As he started to build his repertoire, he expanded his classroom to include outdoor vendors, bookstore owners and practically anyone who would talk with him in whatever language he had undertaken. When that became limiting, he posted videos of himself on YouTube and grew his classroom even further.
Talk about the power of social media! Doner notes that he had teachers and conversation partners for any language he wanted to study.
What We Can Learn about Failure from Self-Directed Learners
When I think of Doner out there, I see him as an intrepid explorer of new worlds, new ways of thinking and refusing to fear failure. He created his own community of learners, as he has pointed out, by “visiting the outer boroughs and embarrassing himself.” As he worked to improve his language skills, he oftentimes struggled in those conversations with native speakers. “Maybe you have to use a lot of English. Maybe you aren’t that articulate or interesting when you talk.” He illustrates how through one awkward exchange, he learned a word that he will never forget. He appears to be a fearless learner.
Does Self-Directed Learning Have a Place in Institutional Learning?
We’re divided in our perspective of education. Depending on where you live, how much money you have, and how much impact you want to have on your child’s learning, there may or may not be very obvious options for how they do so. Doner’s story is admittedly extreme, but it should serve to excite us about the possibilities that exist when kids can find and fuel a passion for learning.
How does that translate into the public or private education systems today?
There’s a few things we can do to provide opportunities for engagement where currently there is not enough room for generating interest on a student-by-student basis. And it needs to happen on a curricular level so that teachers are left with the room and capacity to spark individual flames of interest.
If we look back at the list of traits of self-directed learners, we know we need to make room for:
Project-based learning activities that provide the time and leeway for kids to take on more responsibility and to discover, albeit in a more structured format than outside of school, areas of interest that may grow over time.
With project-based learning and other more extended engagements comes an opportunity to fail, change course, and maintain a sense of confidence that can engage kids more significantly than when asked to complete short-term exercises that demand right or wrong answers without much opportunity for exploration. An interesting take on this was presented in an article this month on math education in KQED’s Mind/Shift column.

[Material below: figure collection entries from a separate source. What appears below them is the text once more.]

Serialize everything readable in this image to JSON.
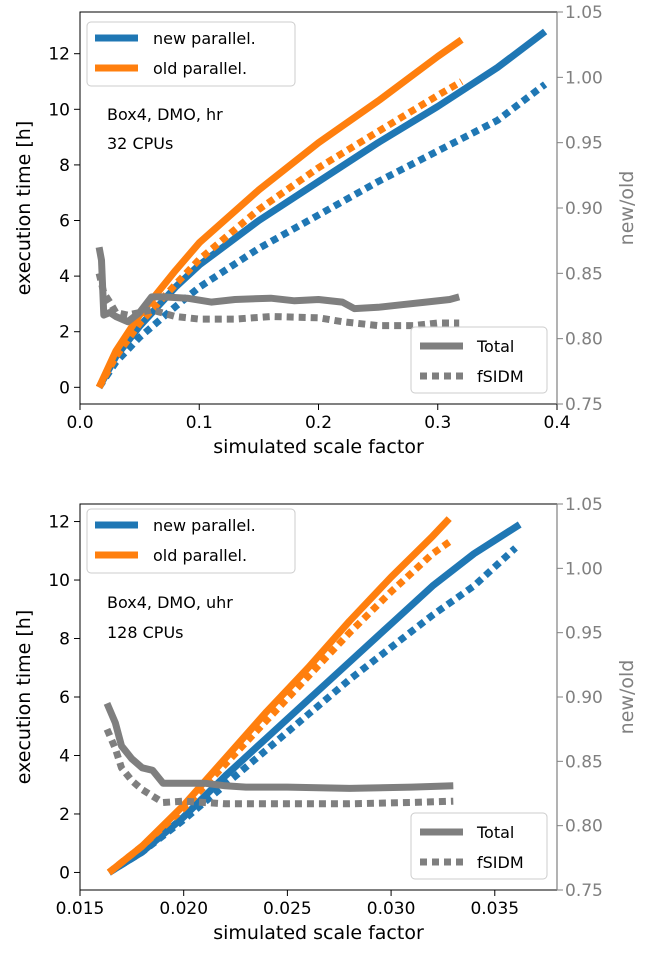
{
  "colors": {
    "new": "#1f77b4",
    "old": "#ff7f0e",
    "ratio": "#7f7f7f",
    "right_axis": "#808080"
  },
  "chart_data": [
    {
      "type": "line",
      "xlabel": "simulated scale factor",
      "ylabel": "execution time [h]",
      "y2label": "new/old",
      "xlim": [
        0.0,
        0.4
      ],
      "ylim": [
        -0.6,
        13.5
      ],
      "y2lim": [
        0.75,
        1.05
      ],
      "xticks": [
        "0.0",
        "0.1",
        "0.2",
        "0.3",
        "0.4"
      ],
      "yticks": [
        "0",
        "2",
        "4",
        "6",
        "8",
        "10",
        "12"
      ],
      "y2ticks": [
        "0.75",
        "0.80",
        "0.85",
        "0.90",
        "0.95",
        "1.00",
        "1.05"
      ],
      "annotation": [
        "Box4, DMO, hr",
        "32 CPUs"
      ],
      "legend_main": [
        "new parallel.",
        "old parallel."
      ],
      "legend_ratio": [
        "Total",
        "fSIDM"
      ],
      "series": [
        {
          "name": "new parallel.",
          "style": "solid",
          "axis": "left",
          "x": [
            0.016,
            0.03,
            0.05,
            0.08,
            0.1,
            0.15,
            0.2,
            0.25,
            0.3,
            0.35,
            0.39
          ],
          "y": [
            0.0,
            1.1,
            2.2,
            3.6,
            4.4,
            6.0,
            7.4,
            8.8,
            10.1,
            11.5,
            12.8
          ]
        },
        {
          "name": "new parallel.",
          "style": "dotted",
          "axis": "left",
          "x": [
            0.016,
            0.03,
            0.05,
            0.08,
            0.1,
            0.15,
            0.2,
            0.25,
            0.3,
            0.35,
            0.39
          ],
          "y": [
            0.0,
            0.9,
            1.8,
            2.9,
            3.6,
            5.0,
            6.2,
            7.4,
            8.5,
            9.6,
            10.9
          ]
        },
        {
          "name": "old parallel.",
          "style": "solid",
          "axis": "left",
          "x": [
            0.016,
            0.03,
            0.05,
            0.08,
            0.1,
            0.15,
            0.2,
            0.25,
            0.3,
            0.32
          ],
          "y": [
            0.0,
            1.3,
            2.6,
            4.2,
            5.2,
            7.1,
            8.8,
            10.3,
            11.9,
            12.5
          ]
        },
        {
          "name": "old parallel.",
          "style": "dotted",
          "axis": "left",
          "x": [
            0.016,
            0.03,
            0.05,
            0.08,
            0.1,
            0.15,
            0.2,
            0.25,
            0.3,
            0.32
          ],
          "y": [
            0.0,
            1.1,
            2.3,
            3.7,
            4.6,
            6.4,
            7.9,
            9.2,
            10.5,
            11.0
          ]
        },
        {
          "name": "Total",
          "style": "solid",
          "axis": "right",
          "x": [
            0.016,
            0.018,
            0.02,
            0.025,
            0.03,
            0.04,
            0.05,
            0.06,
            0.07,
            0.09,
            0.11,
            0.13,
            0.16,
            0.18,
            0.2,
            0.22,
            0.23,
            0.25,
            0.27,
            0.29,
            0.31,
            0.318
          ],
          "y": [
            0.87,
            0.86,
            0.818,
            0.82,
            0.817,
            0.813,
            0.82,
            0.832,
            0.832,
            0.831,
            0.828,
            0.83,
            0.831,
            0.829,
            0.83,
            0.828,
            0.823,
            0.824,
            0.826,
            0.828,
            0.83,
            0.832
          ]
        },
        {
          "name": "fSIDM",
          "style": "dotted",
          "axis": "right",
          "x": [
            0.016,
            0.02,
            0.025,
            0.03,
            0.04,
            0.05,
            0.06,
            0.08,
            0.1,
            0.13,
            0.16,
            0.2,
            0.22,
            0.25,
            0.28,
            0.3,
            0.318
          ],
          "y": [
            0.85,
            0.835,
            0.828,
            0.82,
            0.818,
            0.82,
            0.822,
            0.817,
            0.815,
            0.815,
            0.817,
            0.816,
            0.813,
            0.81,
            0.81,
            0.812,
            0.812
          ]
        }
      ]
    },
    {
      "type": "line",
      "xlabel": "simulated scale factor",
      "ylabel": "execution time [h]",
      "y2label": "new/old",
      "xlim": [
        0.015,
        0.038
      ],
      "ylim": [
        -0.6,
        12.6
      ],
      "y2lim": [
        0.75,
        1.05
      ],
      "xticks": [
        "0.015",
        "0.020",
        "0.025",
        "0.030",
        "0.035"
      ],
      "yticks": [
        "0",
        "2",
        "4",
        "6",
        "8",
        "10",
        "12"
      ],
      "y2ticks": [
        "0.75",
        "0.80",
        "0.85",
        "0.90",
        "0.95",
        "1.00",
        "1.05"
      ],
      "annotation": [
        "Box4, DMO, uhr",
        "128 CPUs"
      ],
      "legend_main": [
        "new parallel.",
        "old parallel."
      ],
      "legend_ratio": [
        "Total",
        "fSIDM"
      ],
      "series": [
        {
          "name": "new parallel.",
          "style": "solid",
          "axis": "left",
          "x": [
            0.0164,
            0.018,
            0.02,
            0.022,
            0.024,
            0.026,
            0.028,
            0.03,
            0.032,
            0.034,
            0.0362
          ],
          "y": [
            0.0,
            0.7,
            1.9,
            3.3,
            4.6,
            5.9,
            7.2,
            8.5,
            9.8,
            10.9,
            11.9
          ]
        },
        {
          "name": "new parallel.",
          "style": "dotted",
          "axis": "left",
          "x": [
            0.0164,
            0.018,
            0.02,
            0.022,
            0.024,
            0.026,
            0.028,
            0.03,
            0.032,
            0.034,
            0.036
          ],
          "y": [
            0.0,
            0.7,
            1.8,
            3.0,
            4.2,
            5.4,
            6.6,
            7.7,
            8.8,
            9.8,
            11.1
          ]
        },
        {
          "name": "old parallel.",
          "style": "solid",
          "axis": "left",
          "x": [
            0.0164,
            0.018,
            0.02,
            0.022,
            0.024,
            0.026,
            0.028,
            0.03,
            0.032,
            0.0328
          ],
          "y": [
            0.0,
            0.9,
            2.3,
            3.9,
            5.5,
            7.0,
            8.6,
            10.1,
            11.5,
            12.1
          ]
        },
        {
          "name": "old parallel.",
          "style": "dotted",
          "axis": "left",
          "x": [
            0.0164,
            0.018,
            0.02,
            0.022,
            0.024,
            0.026,
            0.028,
            0.03,
            0.032,
            0.0328
          ],
          "y": [
            0.0,
            0.9,
            2.2,
            3.7,
            5.2,
            6.7,
            8.2,
            9.6,
            10.9,
            11.3
          ]
        },
        {
          "name": "Total",
          "style": "solid",
          "axis": "right",
          "x": [
            0.0163,
            0.0167,
            0.017,
            0.0175,
            0.018,
            0.0185,
            0.019,
            0.02,
            0.021,
            0.022,
            0.023,
            0.025,
            0.028,
            0.031,
            0.033
          ],
          "y": [
            0.895,
            0.88,
            0.862,
            0.852,
            0.845,
            0.843,
            0.833,
            0.833,
            0.833,
            0.831,
            0.83,
            0.83,
            0.829,
            0.83,
            0.831
          ]
        },
        {
          "name": "fSIDM",
          "style": "dotted",
          "axis": "right",
          "x": [
            0.0163,
            0.0167,
            0.017,
            0.0175,
            0.018,
            0.0185,
            0.019,
            0.02,
            0.021,
            0.022,
            0.025,
            0.028,
            0.031,
            0.033
          ],
          "y": [
            0.875,
            0.86,
            0.845,
            0.835,
            0.828,
            0.823,
            0.818,
            0.819,
            0.818,
            0.817,
            0.817,
            0.817,
            0.818,
            0.819
          ]
        }
      ]
    }
  ]
}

Design thinking and maker curriculum opportunities can provide the tools and processes for young learners to start exploring on their own. Provided with the experience of working together on shared and guided projects, kids might build on such opportunities to engage in projects of their own.
Modeling mentorships within the school system can help kids gain the confidence to work with the support of an adult or peer mentor on projects of their own interest.
At the end of the day, it’s not necessarily about teaching people to be more self-directed, it’s really about providing opportunities where kids can become independent thinkers and problem solvers and feel confident about exploring their own passions. In the workplace, we are seeing how expanding the opportunities for informal learning is positively impacting workplace performance. We’re also seeing how corporate training is evolving into more of a curatorial role in order to make learning available to meet the needs of different learners in different situations. A one-size-fits-all approach to learning doesn’t work anywhere along the continuum of the learning experience.
The bottom line is that we need to start early on to help kids find the spark that will develop into a lifetime passion for learning and doing.